Myron se dio cuenta de por dónde iba la cosa.
– ¿Su hijo está destinado en ultramar?
El viejo asintió con la cabeza:
– Vietnam.
Myron asintió a su vez, ahora incómodo por la bromita de la canción de Elton John.
– Perdone, no he entendido su nombre.
– Nathan. Nathan Mostoni.
– Señor Mostoni, buscamos a alguien llamado Davis Taylor. Es muy importante que le localicemos.

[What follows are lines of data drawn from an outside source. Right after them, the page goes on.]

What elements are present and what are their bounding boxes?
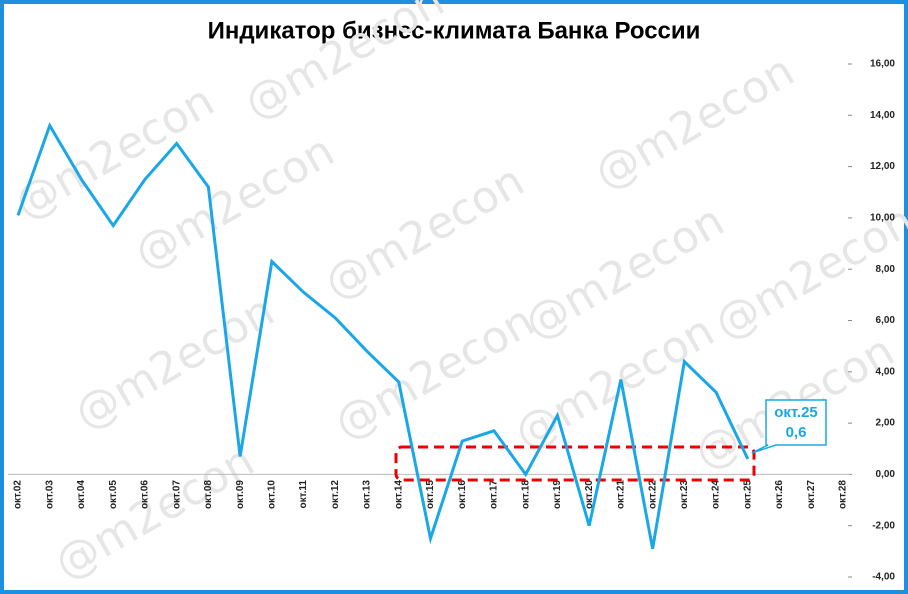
y-tick-label: -2,00 — [872, 520, 895, 531]
x-tick-label: окт.02 — [13, 480, 24, 509]
x-tick-label: окт.22 — [647, 480, 658, 509]
y-tick-label: 2,00 — [876, 418, 896, 429]
y-tick-label: 12,00 — [870, 161, 895, 172]
callout-category: окт.25 — [774, 404, 818, 421]
x-tick-label: окт.10 — [266, 480, 277, 509]
y-tick-label: 4,00 — [876, 366, 896, 377]
x-tick-label: окт.28 — [838, 480, 849, 509]
x-tick-label: окт.06 — [140, 480, 151, 509]
x-tick-label: окт.24 — [711, 480, 722, 509]
x-tick-label: окт.18 — [520, 480, 531, 509]
y-tick-label: 10,00 — [870, 213, 895, 224]
y-tick-label: -4,00 — [872, 572, 895, 583]
y-tick-label: 8,00 — [876, 264, 896, 275]
x-tick-label: окт.15 — [425, 480, 436, 509]
x-tick-label: окт.20 — [584, 480, 595, 509]
x-tick-label: окт.16 — [457, 480, 468, 509]
line — [16, 122, 750, 550]
x-tick-label: окт.17 — [489, 480, 500, 509]
y-tick-label: 0,00 — [876, 469, 896, 480]
x-tick-label: окт.19 — [552, 480, 563, 509]
x-tick-label: окт.08 — [203, 480, 214, 509]
x-tick-label: окт.26 — [774, 480, 785, 509]
callout — [751, 399, 827, 454]
x-tick-label: окт.09 — [235, 480, 246, 509]
y-tick-label: 16,00 — [870, 59, 895, 70]
y-tick-label: 6,00 — [876, 315, 896, 326]
x-tick-label: окт.04 — [76, 480, 87, 509]
x-tick-label: окт.03 — [44, 480, 55, 509]
x-tick-label: окт.21 — [616, 480, 627, 509]
x-tick-label: окт.23 — [679, 480, 690, 509]
value-label: 0,6 — [786, 424, 807, 441]
x-tick-label: окт.12 — [330, 480, 341, 509]
y-tick-label: 14,00 — [870, 110, 895, 121]
x-tick-label: окт.13 — [362, 480, 373, 509]
chart-title: Индикатор бизнес-климата Банка России — [208, 17, 701, 44]
x-tick-label: окт.25 — [742, 480, 753, 509]
x-tick-label: окт.11 — [298, 480, 309, 509]
x-tick-label: окт.14 — [393, 480, 404, 509]
x-tick-label: окт.05 — [108, 480, 119, 509]
x-tick-label: окт.07 — [171, 480, 182, 509]
x-tick-label: окт.27 — [806, 480, 817, 509]
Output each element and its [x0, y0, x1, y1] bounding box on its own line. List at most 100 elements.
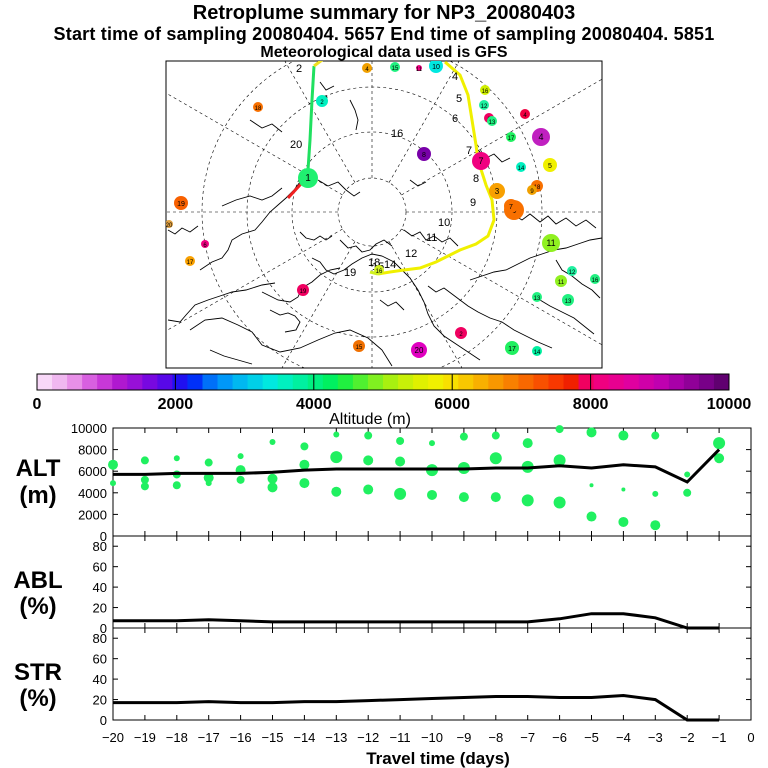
- cluster-circle: [316, 95, 328, 107]
- x-tick-label: −10: [421, 730, 443, 745]
- panel-abl: 0 20 40 60 80 ABL(%): [13, 535, 752, 636]
- cluster-marker: 12: [479, 100, 489, 110]
- colorbar-swatch: [653, 374, 670, 390]
- colorbar-swatch: [488, 374, 504, 390]
- cluster-circle: [353, 340, 365, 352]
- cluster-circle: [542, 234, 560, 252]
- x-tick-label: −4: [616, 730, 631, 745]
- colorbar-swatch: [307, 374, 324, 390]
- colorbar-swatch: [352, 374, 369, 390]
- cluster-label: 10: [432, 64, 440, 71]
- meridian-line: [166, 92, 343, 196]
- cluster-marker: 8: [417, 147, 431, 161]
- cluster-circle: [532, 346, 542, 356]
- cluster-marker: 14: [516, 162, 526, 172]
- cluster-marker: 2: [316, 95, 328, 107]
- cluster-circle: [416, 65, 422, 71]
- cluster-point: [172, 481, 181, 490]
- colorbar-swatch: [67, 374, 83, 390]
- cluster-marker: 16: [374, 265, 384, 275]
- cluster-point: [394, 487, 407, 500]
- x-axis-label: Travel time (days): [366, 749, 510, 768]
- cluster-point: [459, 432, 468, 441]
- cluster-marker: 9: [527, 185, 537, 195]
- cluster-label: 17: [508, 346, 516, 353]
- series-line: [113, 612, 720, 630]
- cluster-circle: [543, 158, 557, 172]
- cluster-point: [427, 489, 437, 500]
- cluster-point: [173, 455, 180, 462]
- colorbar-swatch: [593, 374, 610, 390]
- cluster-point: [140, 475, 149, 484]
- day-label: 5: [456, 93, 462, 105]
- cluster-marker: 6: [201, 240, 209, 249]
- cluster-point: [108, 459, 118, 470]
- x-tick-label: −6: [552, 730, 567, 745]
- panel-ylabel: ABL: [13, 567, 62, 594]
- cluster-label: 12: [481, 104, 488, 110]
- cluster-point: [300, 442, 309, 451]
- y-tick-label: 40: [93, 672, 107, 687]
- cluster-circle: [417, 147, 431, 161]
- cluster-label: 16: [592, 278, 599, 284]
- cluster-label: 18: [255, 106, 262, 112]
- cluster-point: [140, 456, 149, 465]
- cluster-circle: [532, 128, 550, 146]
- cluster-point: [618, 430, 629, 441]
- cluster-label: 14: [518, 166, 525, 172]
- cluster-marker: 16: [590, 274, 600, 284]
- colorbar-swatch: [608, 374, 625, 390]
- cluster-label: 12: [569, 270, 576, 276]
- colorbar-swatch: [112, 374, 128, 390]
- cluster-marker: 15: [353, 340, 365, 352]
- x-tick-label: −1: [712, 730, 727, 745]
- colorbar-tick-label: 0: [33, 396, 42, 413]
- cluster-circle: [297, 284, 309, 296]
- cluster-point: [586, 427, 597, 438]
- cluster-marker: 3: [489, 183, 505, 199]
- cluster-label: 15: [356, 345, 363, 351]
- x-tick-label: −14: [293, 730, 315, 745]
- cluster-marker: 18: [253, 102, 263, 112]
- x-tick-label: −13: [325, 730, 347, 745]
- cluster-label: 11: [416, 67, 423, 73]
- cluster-point: [204, 458, 213, 467]
- x-tick-label: −9: [456, 730, 471, 745]
- coastlines: [167, 81, 602, 367]
- series-line: [113, 448, 721, 484]
- cluster-point: [652, 490, 659, 497]
- cluster-point: [299, 478, 310, 489]
- day-label: 11: [426, 232, 437, 244]
- cluster-circle: [527, 185, 537, 195]
- cluster-marker: 17: [185, 256, 195, 266]
- cluster-label: 7: [509, 204, 513, 211]
- colorbar-swatch: [157, 374, 173, 390]
- cluster-label: 5: [548, 163, 552, 170]
- colorbar-swatch: [443, 374, 459, 390]
- cluster-marker: 2: [455, 327, 467, 339]
- latitude-circle: [291, 131, 453, 293]
- meridian-line: [281, 241, 356, 368]
- meteorological-data-line: Meteorological data used is GFS: [260, 44, 508, 61]
- x-tick-label: −5: [584, 730, 599, 745]
- cluster-label: 18: [534, 185, 541, 191]
- x-tick-label: −15: [261, 730, 283, 745]
- sampling-time-line: Start time of sampling 20080404. 5657 En…: [53, 24, 715, 44]
- cluster-circle: [479, 100, 489, 110]
- cluster-label: 19: [177, 201, 185, 208]
- latitude-circle: [201, 61, 543, 368]
- cluster-markers: 1234567891011121314151617181920121311161…: [166, 61, 600, 358]
- colorbar-swatch: [623, 374, 640, 390]
- cluster-circle: [480, 85, 490, 95]
- colorbar-swatch: [638, 374, 655, 390]
- day-label: 9: [470, 197, 476, 209]
- cluster-label: 1: [305, 173, 311, 184]
- cluster-circle: [516, 162, 526, 172]
- cluster-label: 20: [166, 223, 173, 229]
- cluster-point: [651, 431, 660, 440]
- panel-ylabel-units: (%): [19, 685, 56, 712]
- cluster-point: [333, 431, 340, 438]
- meridian-line: [166, 228, 343, 332]
- cluster-point: [236, 475, 245, 484]
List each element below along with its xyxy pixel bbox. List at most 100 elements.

– No conozco a ningún Davis Taylor. ¿Es amigo de Daniel?
– Podría ser.
El hombre lo meditó.
– No, no lo conozco.
– ¿Quién más vive aquí?
– Sólo mi hijo y yo.
– ¿Sólo ustedes dos?
– Sí, pero mi hijo está en ultramar.
– ¿Así que, ahora mismo, está usted solo?
– ¿De cuántas maneras distintas me lo piensas preguntar, chico?
– Bueno, es que es una casa bastante grande -dijo Myron.
– ¿Y?
– ¿Alguna vez ha alquilado habitaciones?
– Claro. Tenía a una estudiante que se marchó hace poco.
– ¿Cómo se llamaba?
– Stacy no sé qué. No me acuerdo.
– ¿Cuánto tiempo ha estado?
– Unos seis meses.
– ¿Y antes?
Ésa la tuvo que meditar un poco más. Nathan Mostoni se rascó la cara como lo hacen los perros con la barriga.
– Un chico que se llamaba Ken.
– ¿No ha tenido nunca a un inquilino llamado Davis Taylor? -preguntó Myron-. ¿O algo parecido?
– No, nunca.
– ¿Y tenía novio, esa Stacy?
– No creo.
– ¿Sabe usted su apellido?
– Me falla mucho la memoria, pero está en el college.
– ¿Qué college?
– Waterbury State.
Myron se volvió hacia Greg y entonces tuvo otra idea.
– Señor Mostoni, ¿había oído alguna vez el nombre Davis Taylor antes de hoy?
El hombre volvió a entornar los ojos:
– ¿Qué quiere decir?
– ¿No le ha visitado nadie, ni le ha llamado preguntándole por Davis Taylor?
– No, señor. Jamás había oído ese nombre.
Myron volvió a mirar a Greg, y luego se dirigió al viejo.
– ¿De modo que nadie del centro de médula ósea se ha puesto en contacto con usted?
El señor Mostoni bajó la cabeza y se llevó una mano al oído:
– ¿El centro de qué?
Myron le hizo unas cuantas preguntas más, pero Nathan Mostoni se puso a viajar por el tiempo otra vez. Allí no había nada más que buscar. Myron y Greg le dieron las gracias y volvieron por el sendero resquebrajado.